Killwhitneydead

Never Good Enough For You

BY Chris AyersPublished Jun 1, 2004

From the searing high desert, Flagstaff, Arizona’s Killwhitneydead have not only offered fans an inventive take on the predominantly lacklustre gore-grind genre, but they’ve also thrust the sampling frenzy of Ministry and Mortician to new zeniths. Halfway through the opener "Where There’s Smoke,” the grind sloughs away to reveal muscular Panteran riffage, interwoven with brutal Michael Douglas film quotes. The samples are incisively exacting: most bookend each track and pop up during bridges, but "You Like Knife Play? I Love Knife Play” incorporates a looped selection right into the chorus-like classic Ministry. "I Didn’t Know ‘I Love You’ Came With A Knife In The Back” and "Duct Tape And Death Threats” are dazzling crosses between Cadaver-ish black metal and Trivium-styled melodicism.
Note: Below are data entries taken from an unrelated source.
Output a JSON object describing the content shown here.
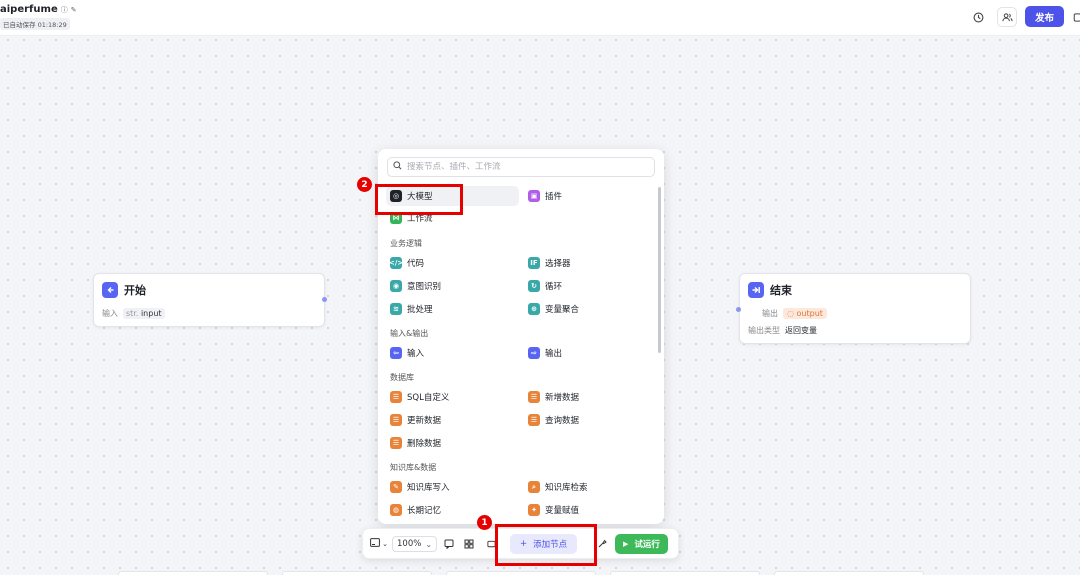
{
  "header": {
    "title": "aiperfume",
    "title_info_icon": "info-icon",
    "title_edit_icon": "edit-icon",
    "autosave": "已自动保存 01:18:29",
    "history_icon": "clock-icon",
    "members_icon": "users-icon",
    "publish_label": "发布"
  },
  "nodes": {
    "start": {
      "title": "开始",
      "input_label": "输入",
      "input_type": "str.",
      "input_name": "input"
    },
    "end": {
      "title": "结束",
      "output_label": "输出",
      "output_var": "output",
      "output_type_label": "输出类型",
      "output_type_value": "返回变量"
    }
  },
  "panel": {
    "search_placeholder": "搜索节点、插件、工作流",
    "items": {
      "llm": "大模型",
      "plugin": "插件",
      "workflow": "工作流",
      "code": "代码",
      "selector": "选择器",
      "intent": "意图识别",
      "loop": "循环",
      "batch": "批处理",
      "var_aggregate": "变量聚合",
      "input": "输入",
      "output": "输出",
      "sql": "SQL自定义",
      "add_data": "新增数据",
      "update_data": "更新数据",
      "query_data": "查询数据",
      "delete_data": "删除数据",
      "kb_write": "知识库写入",
      "kb_search": "知识库检索",
      "memory": "长期记忆",
      "var_assign": "变量赋值"
    },
    "categories": {
      "business_logic": "业务逻辑",
      "io": "输入&输出",
      "database": "数据库",
      "knowledge": "知识库&数据"
    }
  },
  "toolbar": {
    "zoom": "100%",
    "add_node": "添加节点",
    "trial_run": "试运行"
  },
  "annotations": {
    "step1": "1",
    "step2": "2"
  },
  "colors": {
    "accent": "#4d53e8",
    "run_green": "#3db959",
    "annotation_red": "#e60000",
    "orange_icon": "#e8833a"
  }
}
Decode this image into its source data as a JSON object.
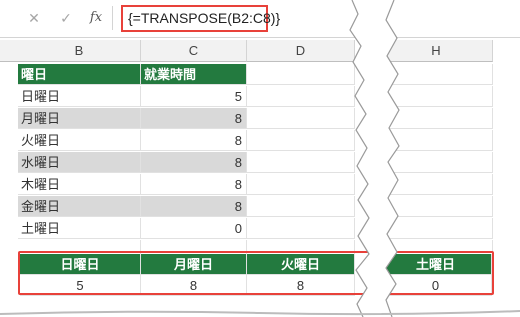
{
  "formula_bar": {
    "cancel_icon": "✕",
    "enter_icon": "✓",
    "function_icon": "fx",
    "formula": "{=TRANSPOSE(B2:C8)}"
  },
  "columns": [
    "B",
    "C",
    "D",
    "H"
  ],
  "source_table": {
    "headers": [
      "曜日",
      "就業時間"
    ],
    "rows": [
      {
        "day": "日曜日",
        "hours": "5"
      },
      {
        "day": "月曜日",
        "hours": "8"
      },
      {
        "day": "火曜日",
        "hours": "8"
      },
      {
        "day": "水曜日",
        "hours": "8"
      },
      {
        "day": "木曜日",
        "hours": "8"
      },
      {
        "day": "金曜日",
        "hours": "8"
      },
      {
        "day": "土曜日",
        "hours": "0"
      }
    ]
  },
  "transposed_table": {
    "headers": [
      "日曜日",
      "月曜日",
      "火曜日",
      "土曜日"
    ],
    "values": [
      "5",
      "8",
      "8",
      "0"
    ]
  },
  "colors": {
    "header_green": "#237a3f",
    "band_gray": "#d9d9d9",
    "highlight_red": "#e8413a"
  }
}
Pantera rightly meets Botch on "The Fine & Subtle Art Of Deception” and "You Will Get Exactly What You Deserve (And Not A Bullet Less)” tosses in a voice snippet also used in Mortician’s "Bloodcraving” before galloping away with Witchery-esque thrash. "Nothing Says ‘Party’ Like Her Head On A Stick” reprises said power metal vibe with Carcass-fuelled brutality. For "She Didn’t Look Like She Had A Disease,” front-man/sampler Mike lends the mic to guest singer Dr. Extremis Melodicus, who boasts clean vocals like Anthrax’s Joey Belladonna fronting Big Iron, and ends with a Bruce Dickinson-forged falsetto scream. Displaying their true metal colours, "Who Said Alcohol And Handguns Didn’t Go Great Together?” even sports an interpretation of Judas Priest’s "Breaking The Law.” All this plus naughty Suicide Girls artwork make KWD major metal players, and with Mortician past their prime, Never Good Enough For You is the best half-hour of grinding deathcore mayhem this year.